The Traveler’s Shift
I zoom through. Cities, countries, museums and temples, I zoom through them all. That has been my past travel experience nearly everywhere but Thailand. It paved the way for the title of this blog, a whirlwind. A travel affair where I leave after one short, intense kiss. I land in one destination and move frantically through it, desperate to see it all in three days or a week and then I disappear, leaving a city or a country behind me without seeing but a sliver of it.
I’ve questioned this way of travel before and yet I continued to justify it. In some places this was enough time, in others it was painful to say goodbye. I always knew that I would return to those places that captured pieces of my heart, return there and really spend time living that city. Not just darting in and out of every beautiful attraction, but learning the way of life of the people.
Having been in Barbados exactly two months now, I am finally realizing how drastically different it is to live somewhere than travel somewhere. There is a beauty to the development you feel when you settle into a place but feeling settled wasn’t what I expected it to be. It began as another holiday where I felt desperate to see it all within a week, despite having four months to soak in the island. I’m not certain when I shifted away from feeling like a tourist. There’s moments where I do feel like a tourist, when I’m excited to go explore more of the island or when I want to sign up for a tour to see the caves.
But there was a shift, a moment that being here began to feel normal. I mastered the route to my internship, I began greeting people in the same manner that they greet others; a good morning, good afternoon, and good evening to all who walk by. A you good? instead of the proper “how are you doing today?” that people at home so frequently use. The taxi drivers on my walk to my internship less often ask me for a ride and have begun stopping for a chat on how my day went. There’s the coffee shop that I grab an iced tea from on a particularly hot morning, the store with freshly squeezed juice that is just around the corner from work. I have a favorite bar where I can go, relax, and listen to beautiful artists sing beautiful songs over two-for-one rums. A beach that a group of us have made our home for regular bonfires.
I had a surprisingly negative reaction to the shift. At first, I hated the shift. I hated the normalcy of it all, the routine. I instantly wanted to leave.
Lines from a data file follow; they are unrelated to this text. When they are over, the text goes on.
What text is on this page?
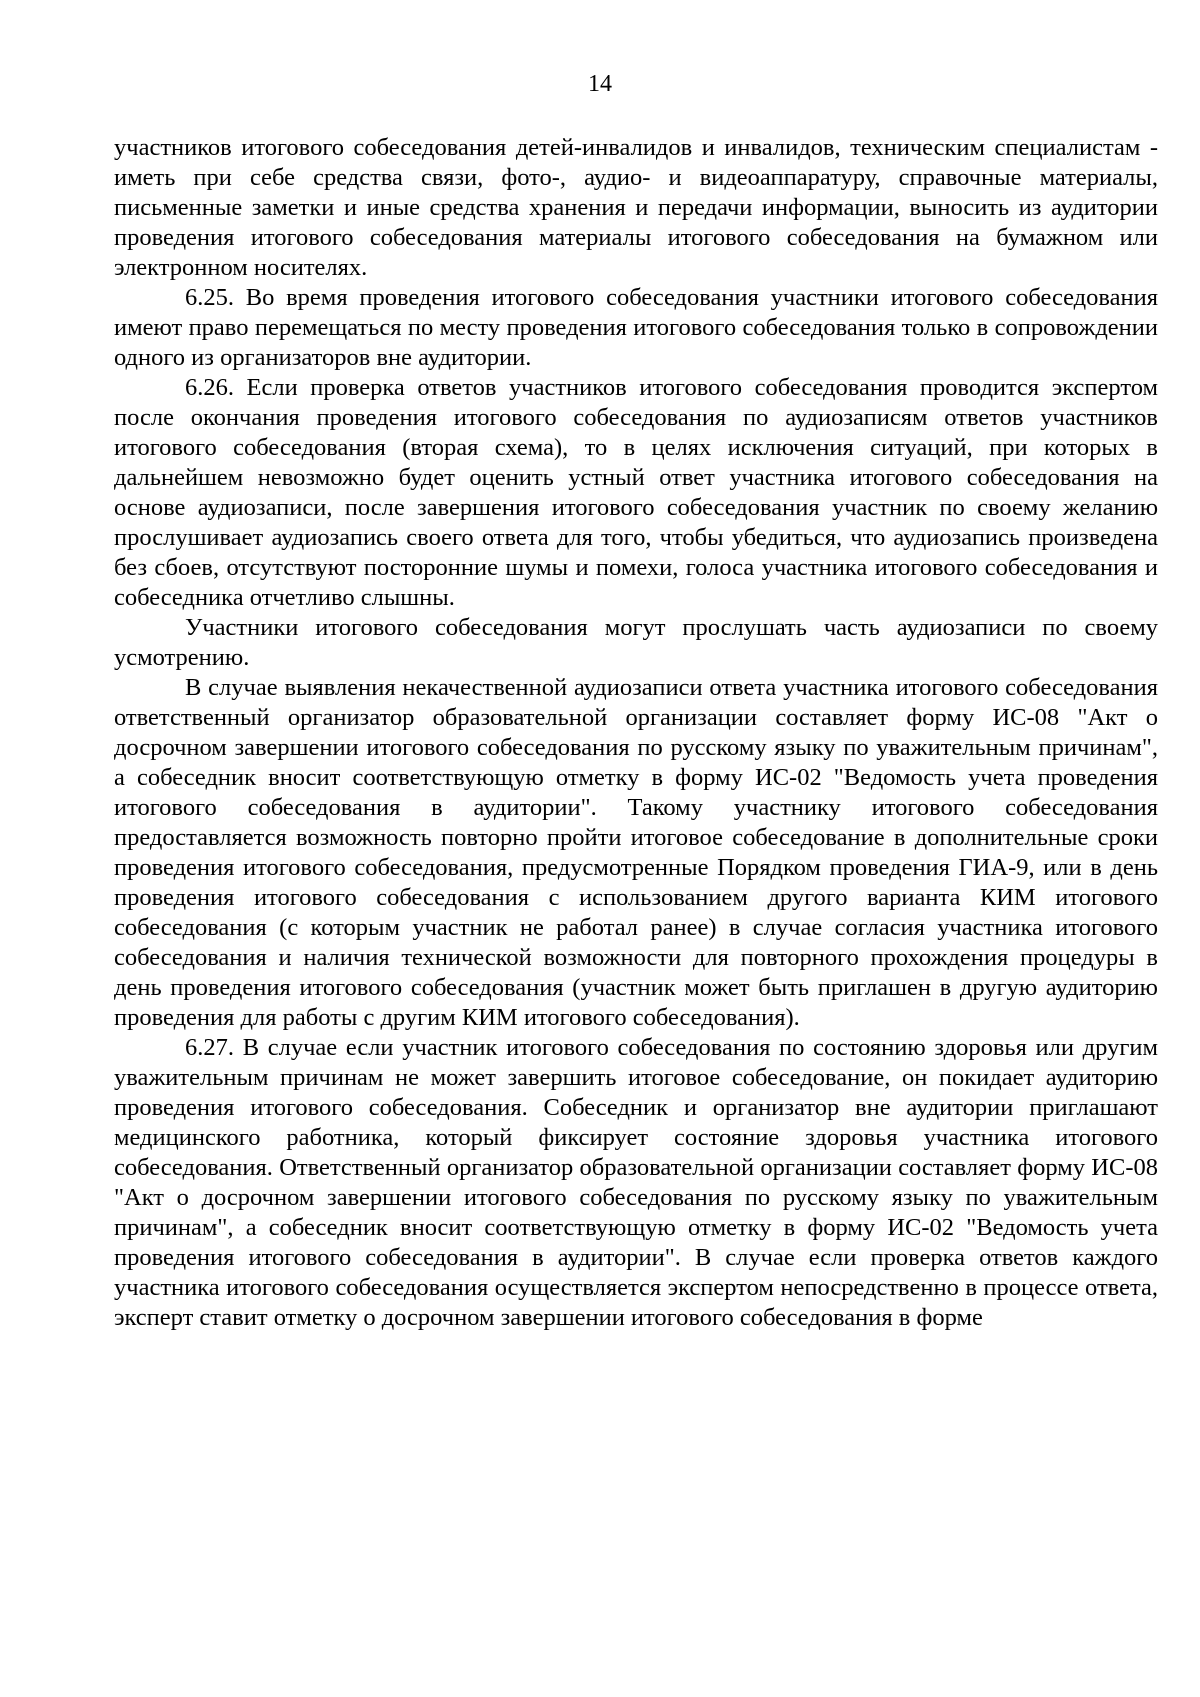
14

участников итогового собеседования детей-инвалидов и инвалидов, техническим специалистам - иметь при себе средства связи, фото-, аудио- и видеоаппаратуру, справочные материалы, письменные заметки и иные средства хранения и передачи информации, выносить из аудитории проведения итогового собеседования материалы итогового собеседования на бумажном или электронном носителях.

6.25. Во время проведения итогового собеседования участники итогового собеседования имеют право перемещаться по месту проведения итогового собеседования только в сопровождении одного из организаторов вне аудитории.

6.26. Если проверка ответов участников итогового собеседования проводится экспертом после окончания проведения итогового собеседования по аудиозаписям ответов участников итогового собеседования (вторая схема), то в целях исключения ситуаций, при которых в дальнейшем невозможно будет оценить устный ответ участника итогового собеседования на основе аудиозаписи, после завершения итогового собеседования участник по своему желанию прослушивает аудиозапись своего ответа для того, чтобы убедиться, что аудиозапись произведена без сбоев, отсутствуют посторонние шумы и помехи, голоса участника итогового собеседования и собеседника отчетливо слышны.

Участники итогового собеседования могут прослушать часть аудиозаписи по своему усмотрению.

В случае выявления некачественной аудиозаписи ответа участника итогового собеседования ответственный организатор образовательной организации составляет форму ИС-08 "Акт о досрочном завершении итогового собеседования по русскому языку по уважительным причинам", а собеседник вносит соответствующую отметку в форму ИС-02 "Ведомость учета проведения итогового собеседования в аудитории". Такому участнику итогового собеседования предоставляется возможность повторно пройти итоговое собеседование в дополнительные сроки проведения итогового собеседования, предусмотренные Порядком проведения ГИА-9, или в день проведения итогового собеседования с использованием другого варианта КИМ итогового собеседования (с которым участник не работал ранее) в случае согласия участника итогового собеседования и наличия технической возможности для повторного прохождения процедуры в день проведения итогового собеседования (участник может быть приглашен в другую аудиторию проведения для работы с другим КИМ итогового собеседования).

6.27. В случае если участник итогового собеседования по состоянию здоровья или другим уважительным причинам не может завершить итоговое собеседование, он покидает аудиторию проведения итогового собеседования. Собеседник и организатор вне аудитории приглашают медицинского работника, который фиксирует состояние здоровья участника итогового собеседования. Ответственный организатор образовательной организации составляет форму ИС-08 "Акт о досрочном завершении итогового собеседования по русскому языку по уважительным причинам", а собеседник вносит соответствующую отметку в форму ИС-02 "Ведомость учета проведения итогового собеседования в аудитории". В случае если проверка ответов каждого участника итогового собеседования осуществляется экспертом непосредственно в процессе ответа, эксперт ставит отметку о досрочном завершении итогового собеседования в форме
I travel to escape routine and yet here I was, going about my mundane tasks every day. And yet am I not traveling? Am I not in a new country experiencing all that comes with a new culture and environment? It’s been only two months and I’m itching to leave, to wander, to explore somewhere new even when I know there is still so much to experience here.
Part of me still hates the shift but an even larger part of me hates that I am letting myself hate the shift. This is what it is to really learn about a place, to live in it. The savior in it all has been an emphasis on balance. Yes, there is routine and normalcy in my days here. I am not just traveling, I’m studying abroad. But there is also so much beauty in that normalcy. There is beauty in the same people that I talk to every day, there is beauty in having a favorite spot to unwind, there is beauty in the fact that although I’m here to study I have every other waking opportunity to explore a brand new island filled with new experiences to be had.
There is beauty in knowing that this is a part of what traveling is, of experiencing it in all it’s forms and I am filled with gratitude to have the opportunity of this experience.